Notes for teachers

I always get a little sentimental this time of year, autumn and back-to-school time. It seems like a fresh beginning. But this year, that sentiment is bittersweet, after the near-death blow the plunging state budget dealt to education at all levels. The sad thing is, education seems always to be on the short end of the spending curve in this state, even in good times. And, speaking as a long-time educator, this lack of consistent support is pretty demoralizing. So today, I thought I would send out a boost to all my colleagues in the classroom, and to all the young folks out there contemplating a career in education.

We teachers labor almost entirely on hope and faith. We write our syllabi, plan our lessons, and grade students’ work on the hope and faith that somewhere, something that we say will reach into the minds of our charges and light a spark. Many of us carry on in this labor in the face of fairly consistent evidence that our hope and faith is unjustified. Each semester we feel energized at the beginning, but our energy saps as student papers and exams return mediocre results. Oh yes, of course, there are some who shine. But how many actually latch on to the things we say and run with them?

It may—probably does—happen far more than we know. Months later the former student has an “aha!” moment. But we almost never know about that. Sometimes, a student will come back and thank us but far more carry on in the world, and we carry on in our classrooms, ignorant of the real impact that we have. And that impact is often the result of something fleeting—a chance comment or serendipitous connection that may be quite different from the main points, concepts or skills we thought we were teaching. Regardless of how thoughtfully or carefully we build our courses, what emerges from our work is highly unpredictable, tangential and circumstantial—because it is always contingent on the minds and hearts of the students we teach, and their experiences, their worlds.

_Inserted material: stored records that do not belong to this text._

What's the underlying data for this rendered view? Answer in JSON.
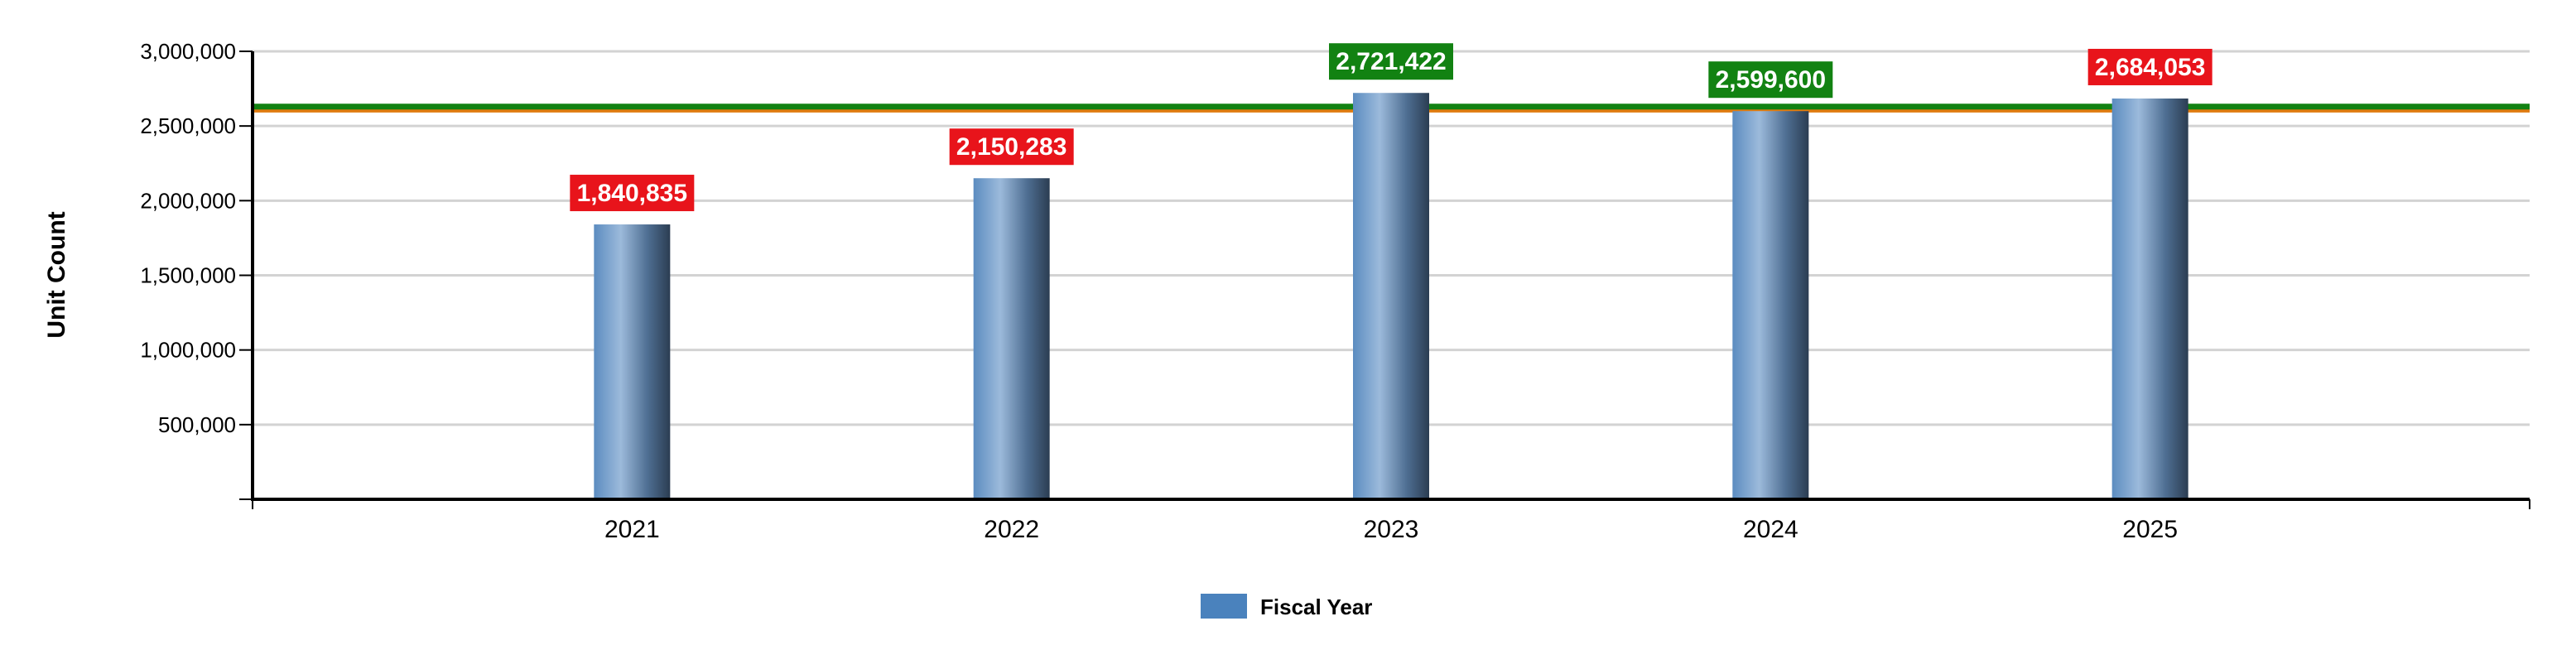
{
  "chart_data": {
    "type": "bar",
    "categories": [
      "2021",
      "2022",
      "2023",
      "2024",
      "2025"
    ],
    "series": [
      {
        "name": "Fiscal Year",
        "values": [
          1840835,
          2150283,
          2721422,
          2599600,
          2684053
        ]
      }
    ],
    "data_labels": [
      "1,840,835",
      "2,150,283",
      "2,721,422",
      "2,599,600",
      "2,684,053"
    ],
    "data_label_colors": [
      "#e8141b",
      "#e8141b",
      "#128212",
      "#128212",
      "#e8141b"
    ],
    "ylabel": "Unit Count",
    "xlabel": "",
    "ylim": [
      0,
      3000000
    ],
    "yticks": [
      500000,
      1000000,
      1500000,
      2000000,
      2500000,
      3000000
    ],
    "ytick_labels": [
      "500,000",
      "1,000,000",
      "1,500,000",
      "2,000,000",
      "2,500,000",
      "3,000,000"
    ],
    "reference_lines": [
      {
        "value": 2610000,
        "color": "#e07b10"
      },
      {
        "value": 2630000,
        "color": "#128212"
      }
    ],
    "grid": true,
    "legend": {
      "position": "bottom-center",
      "label": "Fiscal Year",
      "color": "#4a82bd"
    },
    "colors": {
      "bar_light": "#9cbadb",
      "bar_mid": "#5b8cc0",
      "bar_dark": "#2b3d52"
    }
  }
}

So I am tremendously grateful for the occasional opportunity to witness a spark that fanned into a fire in my own students’ work. It is a rare gift, as a teacher, to experience the affirmation of that hope and faith in such a dramatic way. It is important to recognize those moments because they show that what we as teachers do matters immensely. We do not often get to see it—in fact, normally don’t. And we live in a country with a strong anti-intellectual streak, and a state within that country whose governor openly and offensively demeans and diminishes the work of educators. With so little evidence of the success of our labor, and so much evidence of the disdain of our society, being a teacher can be a pretty depressing career. I hope you can take these words and remind yourselves of the absolutely wonderful parts of our work, the essential, if always maddeningly unpredictable and tangential nature of this labor, and celebrate it.